Этот вечер предшествует заболеванию Марты и ее смерти (иначе говоря — переходу в потусторонность), которые интерпретируемы как развязка романа, особенно выделенная появлением четы Набоковых.
Сама цель путешествия на курорт остается неизвестной (ведь уезжают они «неведомо куда» — I, 252). На страницах романа читатель не находит ни малейшего намека, чтобы определить место: курорт, по замыслу автора, расположен где-то на берегу моря, по всей вероятности, на «севере». Для Марты каникулы становятся «телеграфным шифром их жизни» с Францем, что проявляется в словах «Вода. Ясность. Счастье» (I, 244).[59]
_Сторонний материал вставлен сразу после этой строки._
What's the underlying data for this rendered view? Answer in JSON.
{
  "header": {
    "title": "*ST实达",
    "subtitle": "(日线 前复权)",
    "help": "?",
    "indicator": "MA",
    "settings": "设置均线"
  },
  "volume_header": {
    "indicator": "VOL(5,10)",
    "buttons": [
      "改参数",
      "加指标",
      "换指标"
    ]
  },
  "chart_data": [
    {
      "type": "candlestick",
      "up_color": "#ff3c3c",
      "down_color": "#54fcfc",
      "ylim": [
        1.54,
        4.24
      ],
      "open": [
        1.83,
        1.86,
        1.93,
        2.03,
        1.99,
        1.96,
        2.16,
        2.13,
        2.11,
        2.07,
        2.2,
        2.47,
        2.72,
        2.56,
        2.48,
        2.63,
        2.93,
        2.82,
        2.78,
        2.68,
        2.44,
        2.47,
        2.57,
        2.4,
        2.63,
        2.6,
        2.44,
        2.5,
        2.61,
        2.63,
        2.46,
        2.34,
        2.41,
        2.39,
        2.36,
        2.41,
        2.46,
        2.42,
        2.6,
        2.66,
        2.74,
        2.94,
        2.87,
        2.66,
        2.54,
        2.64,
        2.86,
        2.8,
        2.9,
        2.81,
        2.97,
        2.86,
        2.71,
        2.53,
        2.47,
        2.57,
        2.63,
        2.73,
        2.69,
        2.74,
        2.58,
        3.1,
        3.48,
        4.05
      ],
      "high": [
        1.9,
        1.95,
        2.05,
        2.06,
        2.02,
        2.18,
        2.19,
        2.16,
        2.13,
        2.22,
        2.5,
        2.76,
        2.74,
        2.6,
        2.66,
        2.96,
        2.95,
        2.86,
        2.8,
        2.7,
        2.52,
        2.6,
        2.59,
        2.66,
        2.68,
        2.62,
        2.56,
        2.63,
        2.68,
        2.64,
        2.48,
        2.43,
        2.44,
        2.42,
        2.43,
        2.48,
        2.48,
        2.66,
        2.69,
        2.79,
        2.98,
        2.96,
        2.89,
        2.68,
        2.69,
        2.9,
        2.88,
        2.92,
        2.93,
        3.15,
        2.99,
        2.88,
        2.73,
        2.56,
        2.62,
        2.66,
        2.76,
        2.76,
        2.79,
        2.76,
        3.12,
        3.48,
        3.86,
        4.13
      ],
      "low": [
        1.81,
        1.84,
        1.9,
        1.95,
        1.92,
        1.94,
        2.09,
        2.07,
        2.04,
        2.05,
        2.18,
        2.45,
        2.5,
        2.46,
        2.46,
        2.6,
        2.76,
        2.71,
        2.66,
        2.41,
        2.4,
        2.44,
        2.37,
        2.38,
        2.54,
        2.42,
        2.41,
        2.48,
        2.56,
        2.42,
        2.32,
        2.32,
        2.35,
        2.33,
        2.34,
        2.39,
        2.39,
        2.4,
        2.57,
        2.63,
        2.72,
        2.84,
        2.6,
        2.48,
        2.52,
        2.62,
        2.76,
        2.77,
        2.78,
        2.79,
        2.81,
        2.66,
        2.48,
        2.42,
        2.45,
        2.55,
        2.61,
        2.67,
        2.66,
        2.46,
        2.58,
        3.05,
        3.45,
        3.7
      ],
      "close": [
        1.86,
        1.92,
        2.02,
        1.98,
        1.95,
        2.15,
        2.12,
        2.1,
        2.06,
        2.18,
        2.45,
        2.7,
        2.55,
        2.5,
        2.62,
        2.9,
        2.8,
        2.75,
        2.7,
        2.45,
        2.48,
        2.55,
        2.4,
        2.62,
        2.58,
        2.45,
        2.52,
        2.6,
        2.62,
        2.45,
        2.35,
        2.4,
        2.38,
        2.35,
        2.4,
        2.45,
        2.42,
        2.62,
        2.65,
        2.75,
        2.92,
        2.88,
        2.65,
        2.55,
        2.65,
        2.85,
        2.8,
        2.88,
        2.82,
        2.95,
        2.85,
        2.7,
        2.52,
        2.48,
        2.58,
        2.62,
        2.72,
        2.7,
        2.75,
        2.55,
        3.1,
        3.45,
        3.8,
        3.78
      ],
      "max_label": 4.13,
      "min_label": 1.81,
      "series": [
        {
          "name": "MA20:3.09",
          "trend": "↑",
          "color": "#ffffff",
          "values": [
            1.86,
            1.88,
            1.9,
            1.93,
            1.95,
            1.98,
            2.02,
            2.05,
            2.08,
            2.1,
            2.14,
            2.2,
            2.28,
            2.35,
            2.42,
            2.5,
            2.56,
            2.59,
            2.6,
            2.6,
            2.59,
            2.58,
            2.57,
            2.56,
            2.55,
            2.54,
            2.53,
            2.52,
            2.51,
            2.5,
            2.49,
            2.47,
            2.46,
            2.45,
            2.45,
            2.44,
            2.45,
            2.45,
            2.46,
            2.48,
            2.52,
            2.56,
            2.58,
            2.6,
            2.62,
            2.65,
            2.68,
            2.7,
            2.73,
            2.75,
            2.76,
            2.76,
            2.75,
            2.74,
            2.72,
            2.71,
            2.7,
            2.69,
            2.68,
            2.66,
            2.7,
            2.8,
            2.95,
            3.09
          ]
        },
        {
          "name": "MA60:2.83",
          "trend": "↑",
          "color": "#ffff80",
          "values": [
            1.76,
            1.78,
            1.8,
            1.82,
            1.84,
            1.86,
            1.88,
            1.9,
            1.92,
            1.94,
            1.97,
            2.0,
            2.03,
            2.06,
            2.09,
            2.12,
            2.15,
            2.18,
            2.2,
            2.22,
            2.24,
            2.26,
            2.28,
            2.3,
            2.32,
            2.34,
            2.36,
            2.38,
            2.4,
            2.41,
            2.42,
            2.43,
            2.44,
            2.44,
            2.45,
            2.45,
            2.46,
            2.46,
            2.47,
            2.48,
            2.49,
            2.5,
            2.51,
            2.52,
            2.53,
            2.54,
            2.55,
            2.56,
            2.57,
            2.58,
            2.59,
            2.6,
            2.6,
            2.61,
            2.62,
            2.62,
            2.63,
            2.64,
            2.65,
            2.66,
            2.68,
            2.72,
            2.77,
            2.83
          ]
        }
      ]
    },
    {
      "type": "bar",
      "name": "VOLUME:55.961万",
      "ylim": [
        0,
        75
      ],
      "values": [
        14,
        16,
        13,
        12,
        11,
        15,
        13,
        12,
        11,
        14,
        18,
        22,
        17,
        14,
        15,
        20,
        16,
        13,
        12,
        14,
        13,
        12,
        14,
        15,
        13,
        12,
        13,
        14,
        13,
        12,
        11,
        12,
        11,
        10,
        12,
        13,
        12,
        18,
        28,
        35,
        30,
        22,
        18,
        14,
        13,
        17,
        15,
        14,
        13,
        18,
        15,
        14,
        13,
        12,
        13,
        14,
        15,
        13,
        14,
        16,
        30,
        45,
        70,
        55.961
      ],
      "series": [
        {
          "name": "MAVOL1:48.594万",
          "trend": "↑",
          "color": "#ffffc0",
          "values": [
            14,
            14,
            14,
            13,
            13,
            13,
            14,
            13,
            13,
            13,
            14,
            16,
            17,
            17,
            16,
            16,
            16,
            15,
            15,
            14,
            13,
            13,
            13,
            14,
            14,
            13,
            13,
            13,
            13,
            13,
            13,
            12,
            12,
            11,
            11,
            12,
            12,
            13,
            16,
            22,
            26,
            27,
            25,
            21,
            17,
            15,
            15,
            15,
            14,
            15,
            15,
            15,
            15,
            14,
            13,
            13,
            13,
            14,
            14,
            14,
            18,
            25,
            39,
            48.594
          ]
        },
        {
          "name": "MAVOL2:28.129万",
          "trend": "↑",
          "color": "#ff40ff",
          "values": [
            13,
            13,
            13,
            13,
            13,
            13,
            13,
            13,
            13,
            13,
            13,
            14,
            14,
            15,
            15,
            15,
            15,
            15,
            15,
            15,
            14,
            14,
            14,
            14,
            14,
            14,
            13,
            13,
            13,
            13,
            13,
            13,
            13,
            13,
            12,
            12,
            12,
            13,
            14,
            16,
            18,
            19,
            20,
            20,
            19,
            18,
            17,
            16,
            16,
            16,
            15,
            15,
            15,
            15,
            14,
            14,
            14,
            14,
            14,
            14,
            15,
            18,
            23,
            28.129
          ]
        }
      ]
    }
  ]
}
(В этот момент Марта принимает решение об умерщвлении мужа.) В начале романа Марта рассказывает, что они с мужем собирались поехать из Тироля в Италию, но ей «как-то расхотелось» (I, 132). Перед отъездом, в гостях у Грюнов, выясняется, что она желала бы провести каникулы в Италии, т. е. отнюдь не на северном курорте, как принято считать. Для Набокова образ Италии необыкновенно важен. Укажем хотя бы на связанный с ним образ Венеции в стихах 1974 года, где Набоков тоскует по тому, что его Арлекинов угоняют в степь и «Геометрию их, Венецию их / назовут шутовством и обманом».[60] Он возвышает топоним и окружающие его пласты культурологического характера на уровень понятийного мышления, подобно тому как это совершается в стихотворении Блока «Венеция» (2), включающем в себя мотив Саломеи.[61]